The West Coast suffered by comparison to the East Coast, though there have been at least two significant architectural movements in Los Angeles in recent years: the first in the 1950s, * represented by Richard Neutra, Charles and Ray Eames, and Craig Ellwood, and the second today, dominated by Frank Gehry, who moved to the city when he was 17 and has become L.A.’s—and the country’s—leading architect. San Francisco, on the other hand, has not managed to produce any major homegrown talent since Maybeck. In the 1960s, Charles Moore built a series of houses in the Bay Area in a casual, rustic style. His masterpiece was Sea Ranch, a barnlike complex of houses on the Pacific shore, designed in 1967 with his partnership, Moore, Lyndon, Turnbull, and Whitaker. But the peripatetic Moore did not stay long. In any case his buildings were suburban or rural and had little effect on the city itself, which plodded on. You know that the bar hasn’t been set very high when the most exciting downtown interior space is still John C. Portman’s theatrical Hyatt Regency hotel atrium, built in 1973.

A row of painted ladies

Architecturally speaking, San Francisco has been like a beautiful, rich woman who has never developed an interest in cooking and serves TV dinners to her family, then occasionally—somewhat frantically—hires caterers whenever she has company for dinner. OK, it’s an imperfect analogy, but you get the idea. The question, now, is what the city should do. Perhaps in recognition of its architectural lack, in recent years San Francisco has been importing talent: Mario Botta (San Francisco Museum of Modern Art); Pei, Cobb, Freed (main library); Fumihiko Maki (Yerba Buena Center for the Arts); and the Polshek Partnership (Yerba Buena Center for the Arts Theater). These buildings are not unqualified successes. The art museum, eagerly awaited as Botta’s first U.S. commission, is self-conscious and out of scale; the library is a tepid exercise in Postmodernism (and has been severely criticized for its functional shortcomings). With the exception of Herzog & de Meuron’s recently completed de Young Museum—which will be the subject of a future Slate slide show—San Francisco has not inspired its hired guns to do their best work.

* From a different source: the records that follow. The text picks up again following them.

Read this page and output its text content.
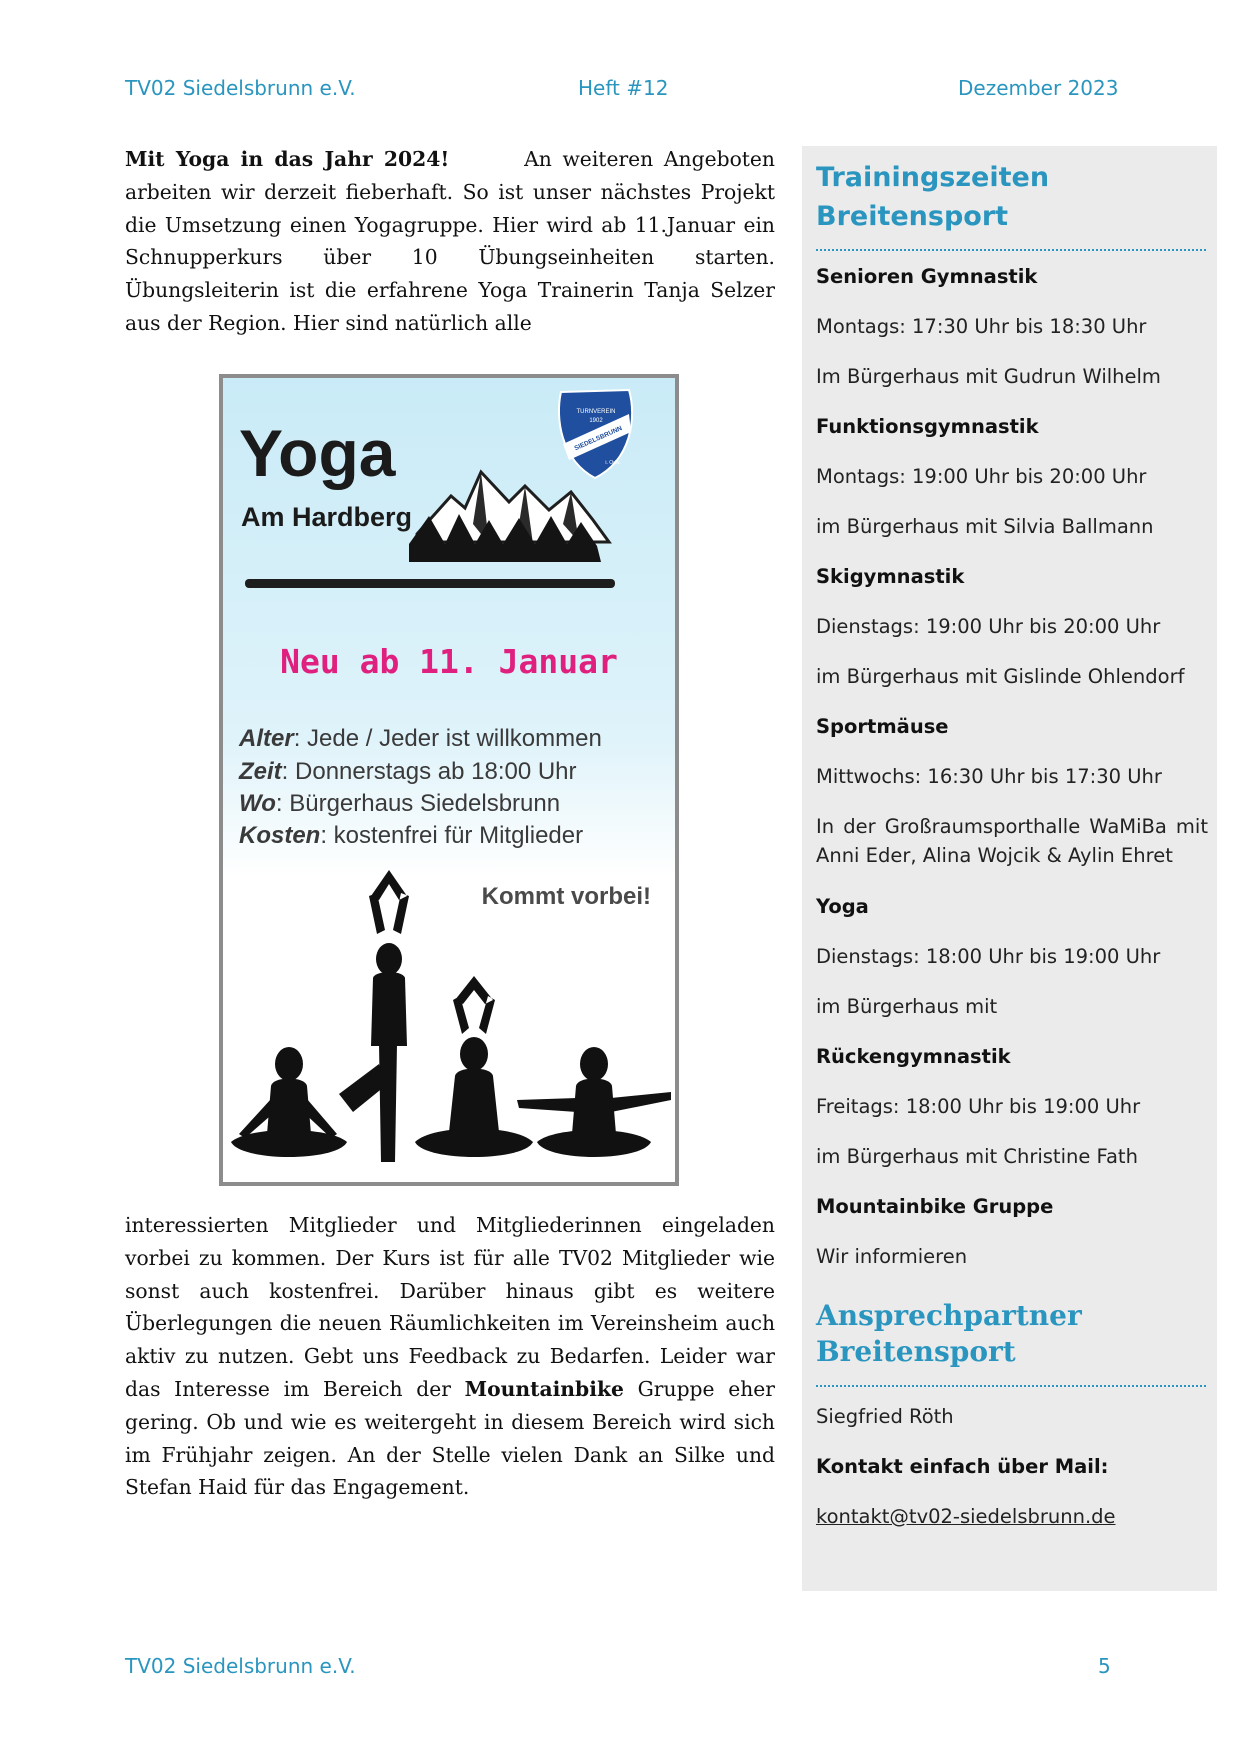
TV02 Siedelsbrunn e.V.	Heft #12	Dezember 2023

Mit Yoga in das Jahr 2024!	An weiteren Angeboten arbeiten wir derzeit fieberhaft. So ist unser nächstes Projekt die Umsetzung einen Yogagruppe. Hier wird ab 11.Januar ein Schnupperkurs über 10 Übungseinheiten starten. Übungsleiterin ist die erfahrene Yoga Trainerin Tanja Selzer aus der Region. Hier sind natürlich alle

TURNVEREIN
1902
SIEDELSBRUNN
i. Odw.
Yoga
Am Hardberg
Neu ab 11. Januar
Alter: Jede / Jeder ist willkommen
Zeit: Donnerstags ab 18:00 Uhr
Wo: Bürgerhaus Siedelsbrunn
Kosten: kostenfrei für Mitglieder
Kommt vorbei!

interessierten Mitglieder und Mitgliederinnen eingeladen vorbei zu kommen. Der Kurs ist für alle TV02 Mitglieder wie sonst auch kostenfrei. Darüber hinaus gibt es weitere Überlegungen die neuen Räumlichkeiten im Vereinsheim auch aktiv zu nutzen. Gebt uns Feedback zu Bedarfen. Leider war das Interesse im Bereich der Mountainbike Gruppe eher gering. Ob und wie es weitergeht in diesem Bereich wird sich im Frühjahr zeigen. An der Stelle vielen Dank an Silke und Stefan Haid für das Engagement.

Trainingszeiten
Breitensport

Senioren Gymnastik

Montags: 17:30 Uhr bis 18:30 Uhr

Im Bürgerhaus mit Gudrun Wilhelm

Funktionsgymnastik

Montags: 19:00 Uhr bis 20:00 Uhr

im Bürgerhaus mit Silvia Ballmann

Skigymnastik

Dienstags: 19:00 Uhr bis 20:00 Uhr

im Bürgerhaus mit Gislinde Ohlendorf

Sportmäuse

Mittwochs: 16:30 Uhr bis 17:30 Uhr

In der Großraumsporthalle WaMiBa mit Anni Eder, Alina Wojcik & Aylin Ehret

Yoga

Dienstags: 18:00 Uhr bis 19:00 Uhr

im Bürgerhaus mit

Rückengymnastik

Freitags: 18:00 Uhr bis 19:00 Uhr

im Bürgerhaus mit Christine Fath

Mountainbike Gruppe

Wir informieren

Ansprechpartner
Breitensport

Siegfried Röth

Kontakt einfach über Mail:

kontakt@tv02-siedelsbrunn.de

TV02 Siedelsbrunn e.V.	5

It may be San Francisco’s spectacular setting that is the problem (Rio de Janeiro, another beautiful bay city, has likewise failed to produce striking architecture). Of course, San Francisco does have one strong tradition: its thousands of remarkable houses. Quirky, uninhibited, individualistic, full of character, often thumbing their noses at architectural convention, the so-called painted ladies line the hilly streets in residential neighborhoods throughout the city. This domestic tradition has produced interesting contemporary urban housing, but the very qualities that make residential buildings attractive are ill-suited to large urban projects, which need a different sense of style. To return to my increasingly imperfect analogy, if only the beautiful, rich woman could find a way to turn these snacks into a main—home-cooked—course.

Correction, Nov. 2, 2006:This article originally identified the Californian architectural movement represented by Richard Neutra, Charles and Ray Eames, and Craig Ellwood as taking place during the 1960s. It is more accurate to locate it in the 1950s. (Return  to the corrected sentence.)